Observing that a lenient attitude shown by judicial institutions has emboldened unscrupulous litigants to disobey or commit a breach of an order with impunity, the Supreme Court has said courts need not show compassion when contemnors use them as a “potent weapon” and “legal trick” to wriggle out of responsibility.
The observation came while the top court was adjudicating a case from the Gujarat High Court, which sentenced five people under the Contempt of Courts Act, 1971 for their deliberate and wilful disobedience of an undertaking given to it in 2015 in a property dispute.
The appellants in the matter proceeded to execute 13 sale deeds in favour of different parties, despite the undertaking given to the high court.
The high court had sentenced three of them to two months of simple imprisonment and asked the remaining two to pay Rs 1 lakh in lieu of sentencing.
A bench comprising Justice JB Pardiwala and Justice Manoj Misra said fake apologies should not be accepted and the court was not bound to accept the apology tendered by the contemnors and that apologies thus tendered should be unconditional, unqualified and bona fide.
“Apology is not just a word. The court should not accept the apology when it appears that saying sorry is nothing but a legal trick to wriggle out of responsibility. A true apology must be a deep ethical act of introspection, self-introspection, atonement and self-reform. In its absence, an apology can be termed as farce.
“The apology tendered should not be accepted as a matter of course and the court is not bound to accept the same. The apology may be unconditional, unqualified and bona fide, still if the conduct is serious, which has caused damage to the dignity of the institution, the same should not be accepted,” the bench said.
The top court said there ought not to be a tendency of courts to show compassion when disobedience of an undertaking or an order is with impunity and with total consciousness.
It said the sanctity of judicial proceedings is paramount to a society governed by law.
Otherwise, the very edifice of democracy breaks and anarchy reigns, it added.
Dismissing the appeal filed by the contemnors, the bench granted two weeks’ time to the appellants to surrender and serve out the sentence as imposed by the high court.
It said the object of the discipline enforced by courts in case of contempt of court is not to vindicate the dignity of the court or the person of the judge, but to prevent undue interference with the administration of justice.
“Any interference with the course of justice is an affront to the majesty of law and the conduct of interference is punishable as contempt of court. Public interest demands that there should be no interference with the judicial process and the effect of the judicial decision should not be preempted or circumvented.
“If a party, who is fully in the know of the judgment or order of the court, is conscious and aware of the consequences and implications of the order of the court, acts in violation thereof, it must be held that disobedience is wilful,” the bench said.
To establish contempt of court, it is sufficient to prove that the conduct was wilful and that the contemnor knew all the facts that made it a breach of the undertaking, it added.

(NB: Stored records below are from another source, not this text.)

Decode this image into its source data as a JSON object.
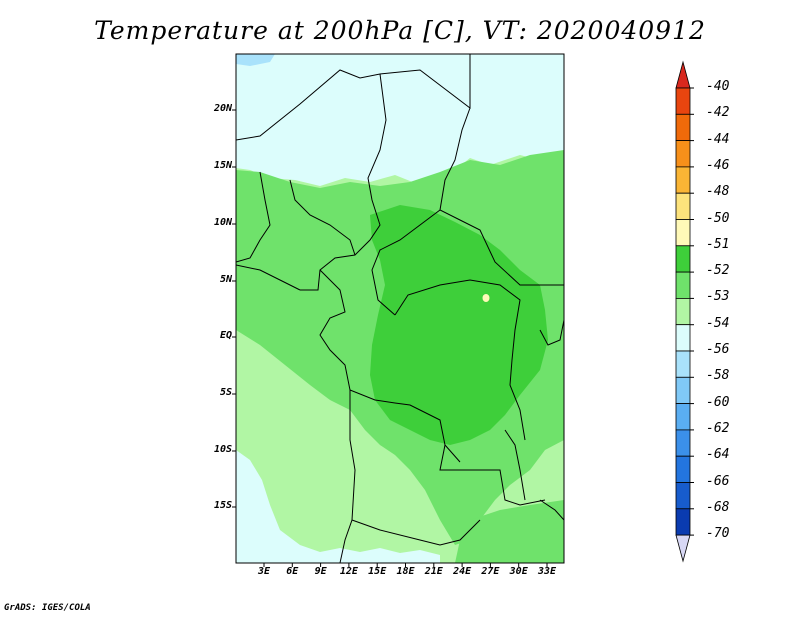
{
  "title": "Temperature at 200hPa [C], VT: 2020040912",
  "footer": "GrADS: IGES/COLA",
  "axes": {
    "lat_labels": [
      "20N",
      "15N",
      "10N",
      "5N",
      "EQ",
      "5S",
      "10S",
      "15S"
    ],
    "lon_labels": [
      "3E",
      "6E",
      "9E",
      "12E",
      "15E",
      "18E",
      "21E",
      "24E",
      "27E",
      "30E",
      "33E"
    ]
  },
  "colorbar": {
    "labels": [
      "-40",
      "-42",
      "-44",
      "-46",
      "-48",
      "-50",
      "-51",
      "-52",
      "-53",
      "-54",
      "-56",
      "-58",
      "-60",
      "-62",
      "-64",
      "-66",
      "-68",
      "-70"
    ],
    "colors": {
      "top_arrow": "#d8281e",
      "bins": [
        "#e8450f",
        "#f06a0a",
        "#f7901a",
        "#fab535",
        "#fde37c",
        "#fff9b8",
        "#3ecf3a",
        "#6fe26b",
        "#b1f6a4",
        "#dcfdfc",
        "#a9e2fb",
        "#80c9f7",
        "#5aaef2",
        "#3b90ea",
        "#2375df",
        "#175ccd",
        "#0a3bb0"
      ],
      "bottom_arrow": "#d8d8f5",
      "map_light_cyan": "#dcfdfc",
      "map_pale_green": "#b1f6a4",
      "map_green": "#6fe26b",
      "map_dark_green": "#3ecf3a",
      "map_blue": "#a9e2fb",
      "map_yellow": "#fff9b8"
    }
  }
}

“The Act of 1971 is intended to correct a person deviating from the norm and trying to breach the law or assuming law on to himself. It intends to secure the confidence of the people in the administration of justice by disciplining those erring in disobeying the orders of the court or undertaking given to the court.
“We may take judicial notice of the fact with all humility at our command that over a period of time, the courts have shown undue leniency and magnanimity towards the contemnors. This lenient attitude shown by the courts over a period of time has actually emboldened unscrupulous litigants to disobey or commit a breach of the order passed by any court or any undertaking given to the court with impunity,” the bench added.